Per l’insieme dei Paesi dell’area euro le prospettive di crescita economica continuano ad essere sbilanciate verso l’indebolimento, mentre quelle sull’inflazione restano altamente incerte. Lo rileva la Banca centrale europea nell’ultimo Bollettino economico.
Nell’area valutaria “i rischi per la crescita economica restano orientati verso il basso”, si legge. Tra questi “vi sono l’ulteriore acuirsi delle tensioni commerciali su scala mondiale e le incertezze a queste associate, fattori che potrebbero frenare le esportazioni e comprimere gli investimenti e i consumi.
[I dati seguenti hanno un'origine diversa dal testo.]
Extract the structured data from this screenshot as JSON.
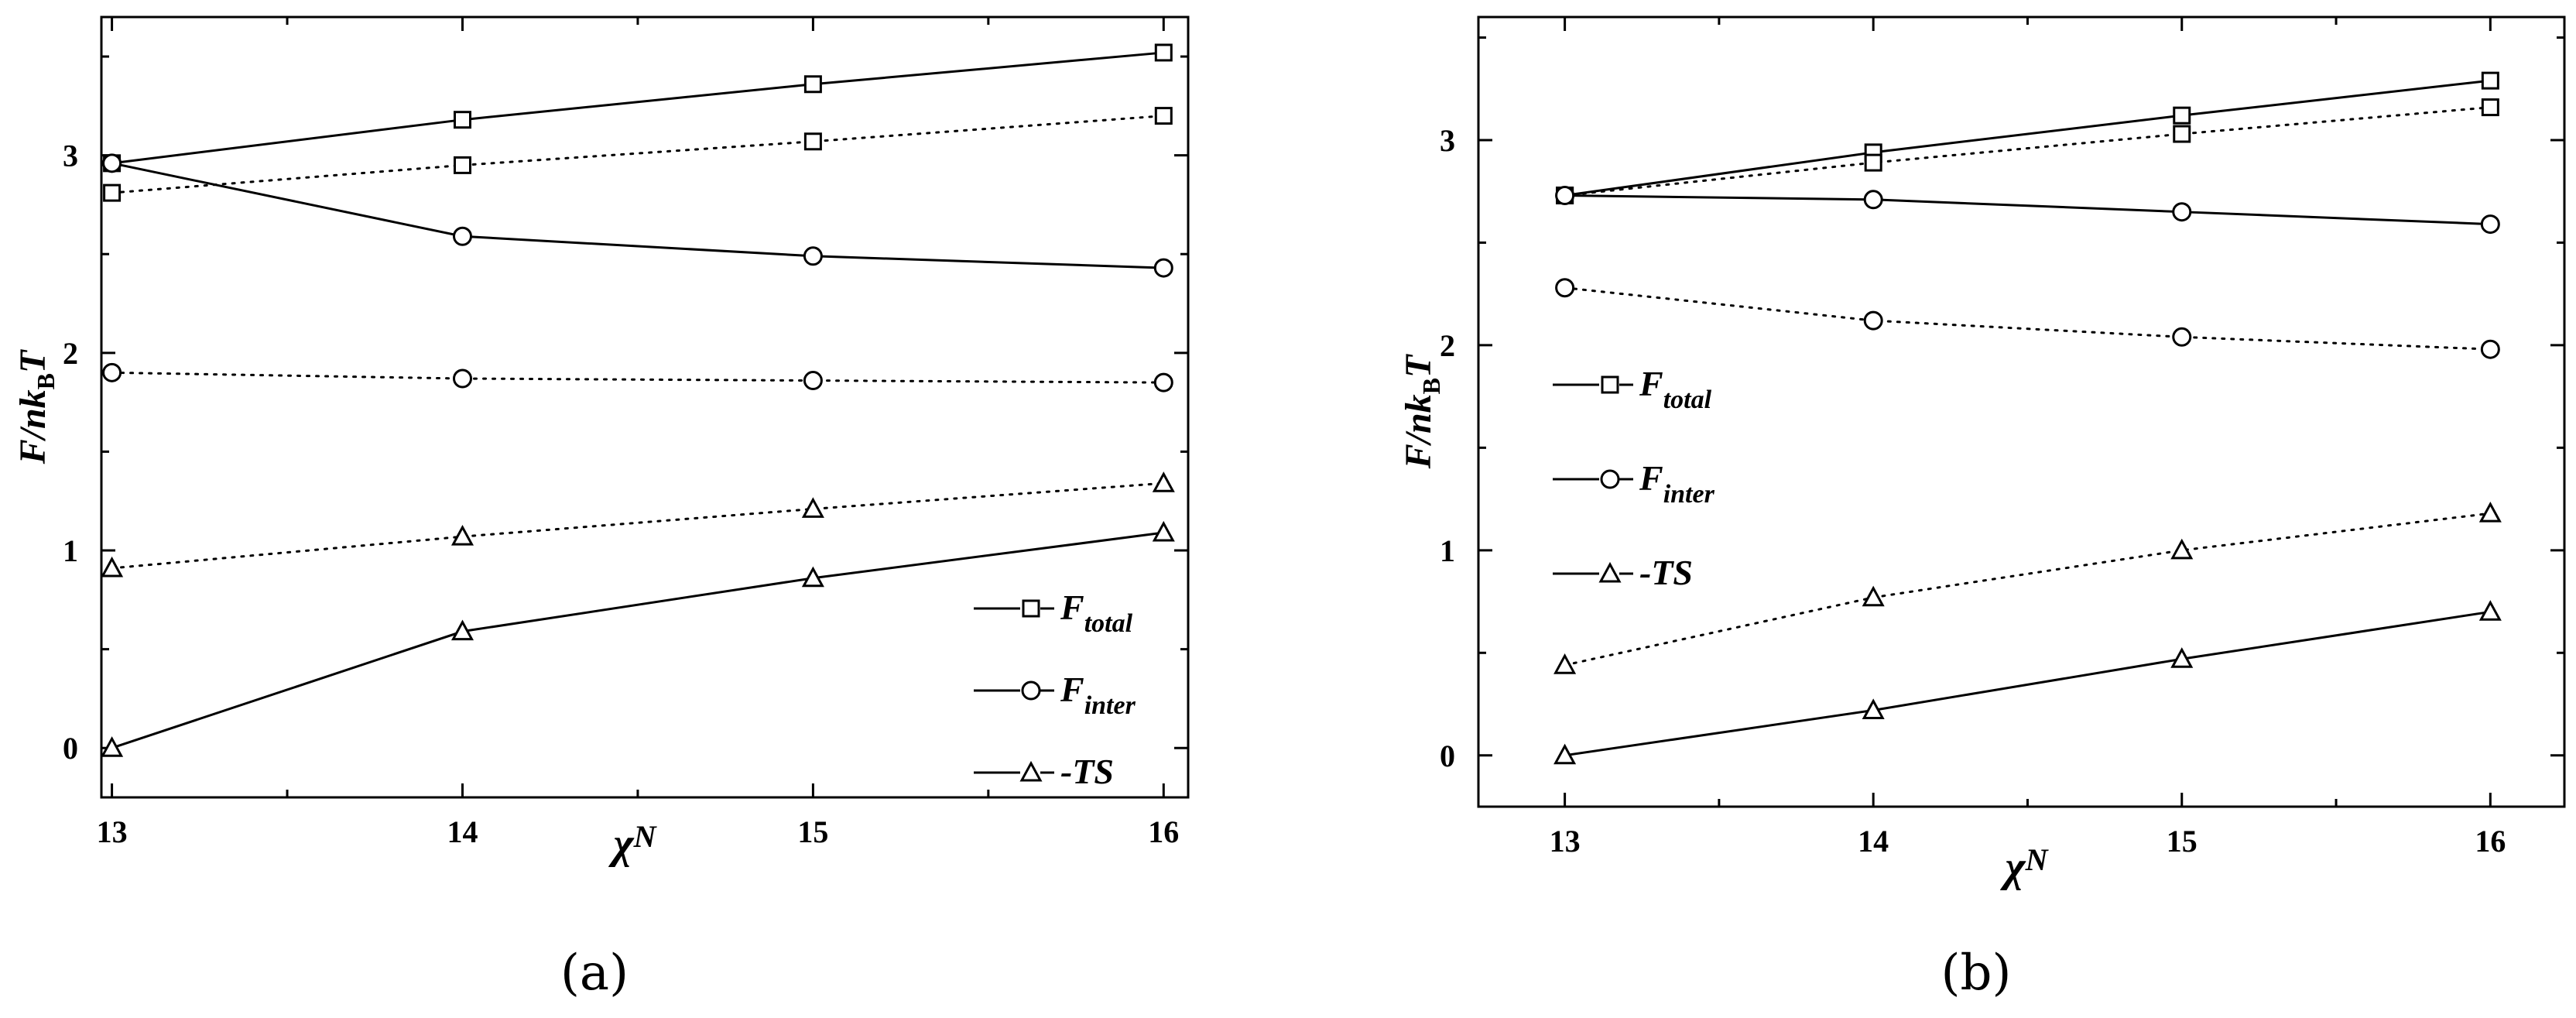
{
  "chart_data": [
    {
      "type": "line",
      "panel_label": "(a)",
      "xlabel": "χN",
      "ylabel": "F/nk_BT",
      "ylabel_parts": [
        "F/nk",
        "B",
        "T"
      ],
      "xlabel_parts": [
        "χ",
        "N"
      ],
      "x": [
        13,
        14,
        15,
        16
      ],
      "xlim": [
        12.97,
        16.07
      ],
      "ylim": [
        -0.25,
        3.7
      ],
      "x_ticks": [
        13,
        14,
        15,
        16
      ],
      "y_ticks": [
        0,
        1,
        2,
        3
      ],
      "series": [
        {
          "name": "F_total",
          "label_main": "F",
          "label_sub": "total",
          "marker": "square",
          "style": "solid",
          "values": [
            2.96,
            3.18,
            3.36,
            3.52
          ],
          "in_legend": true
        },
        {
          "name": "F_total",
          "marker": "square",
          "style": "dotted",
          "values": [
            2.81,
            2.95,
            3.07,
            3.2
          ],
          "in_legend": false
        },
        {
          "name": "F_inter",
          "label_main": "F",
          "label_sub": "inter",
          "marker": "circle",
          "style": "solid",
          "values": [
            2.96,
            2.59,
            2.49,
            2.43
          ],
          "in_legend": true
        },
        {
          "name": "F_inter",
          "marker": "circle",
          "style": "dotted",
          "values": [
            1.9,
            1.87,
            1.86,
            1.85
          ],
          "in_legend": false
        },
        {
          "name": "-TS",
          "label_main": "-TS",
          "label_sub": "",
          "marker": "triangle",
          "style": "solid",
          "values": [
            0.0,
            0.59,
            0.86,
            1.09
          ],
          "in_legend": true
        },
        {
          "name": "-TS",
          "marker": "triangle",
          "style": "dotted",
          "values": [
            0.91,
            1.07,
            1.21,
            1.34
          ],
          "in_legend": false
        }
      ],
      "legend_placement": "bottom-right"
    },
    {
      "type": "line",
      "panel_label": "(b)",
      "xlabel": "χN",
      "ylabel": "F/nk_BT",
      "ylabel_parts": [
        "F/nk",
        "B",
        "T"
      ],
      "xlabel_parts": [
        "χ",
        "N"
      ],
      "x": [
        13,
        14,
        15,
        16
      ],
      "xlim": [
        12.72,
        16.24
      ],
      "ylim": [
        -0.25,
        3.6
      ],
      "x_ticks": [
        13,
        14,
        15,
        16
      ],
      "y_ticks": [
        0,
        1,
        2,
        3
      ],
      "series": [
        {
          "name": "F_total",
          "label_main": "F",
          "label_sub": "total",
          "marker": "square",
          "style": "solid",
          "values": [
            2.73,
            2.94,
            3.12,
            3.29
          ],
          "in_legend": true
        },
        {
          "name": "F_total",
          "marker": "square",
          "style": "dotted",
          "values": [
            2.73,
            2.89,
            3.03,
            3.16
          ],
          "in_legend": false
        },
        {
          "name": "F_inter",
          "label_main": "F",
          "label_sub": "inter",
          "marker": "circle",
          "style": "solid",
          "values": [
            2.73,
            2.71,
            2.65,
            2.59
          ],
          "in_legend": true
        },
        {
          "name": "F_inter",
          "marker": "circle",
          "style": "dotted",
          "values": [
            2.28,
            2.12,
            2.04,
            1.98
          ],
          "in_legend": false
        },
        {
          "name": "-TS",
          "label_main": "-TS",
          "label_sub": "",
          "marker": "triangle",
          "style": "solid",
          "values": [
            0.0,
            0.22,
            0.47,
            0.7
          ],
          "in_legend": true
        },
        {
          "name": "-TS",
          "marker": "triangle",
          "style": "dotted",
          "values": [
            0.44,
            0.77,
            1.0,
            1.18
          ],
          "in_legend": false
        }
      ],
      "legend_placement": "middle-left"
    }
  ]
}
Un deterioramento del clima di fiducia nei mercati finanziari potrebbe determinare condizioni di finanziamento più stringenti e maggiore avversione al rischio, nonché ridurre la propensione di imprese e famiglie agli investimenti e ai consumi”.
Le guerre in Ucraina e Medio Oriente restano fra le principali fonti di incertezza. All’opposto “un rapido allentamento delle tensioni commerciali e geopolitiche potrebbe migliorare il clima di fiducia e stimolare l’attività. Un incremento della spesa per difesa e infrastrutture, insieme a riforme volte a migliorare la produttività, contribuirebbe alla crescita. Un miglioramento della fiducia delle imprese – si legge – stimolerebbe inoltre gli investimenti privati”.
Sull’inflazione, secondo la Bce “le prospettive sono più incerte del consueto, per effetto della volatilità dello scenario delle politiche commerciali a livello mondiale. Un rafforzamento dell’euro potrebbe far diminuire l’inflazione più di quanto atteso. Inoltre, l’inflazione potrebbe risultare inferiore se dazi più elevati inducessero una minore domanda di esportazioni dell’area dell’euro e un reindirizzamento verso l’area delle esportazioni provenienti da paesi con eccesso di capacità produttiva”.
Inoltre “le tensioni commerciali potrebbero determinare maggiore volatilità e avversione al rischio nei mercati finanziari, gravando sulla domanda interna e riducendo quindi l’inflazione”, dice ancora la Bce.
All’opposto “l’inflazione potrebbe risultare superiore se la frammentazione delle catene di approvvigionamento mondiali spingesse al rialzo i prezzi all’importazione e accrescesse i vincoli di capacità nell’economia interna. Anche un incremento della spesa per difesa e infrastrutture potrebbe far aumentare l’inflazione nel medio termine. I fenomeni meteorologici estremi e, più in generale, il dispiegarsi della crisi climatica potrebbero far salire i prezzi dei beni alimentari oltre le aspettative”.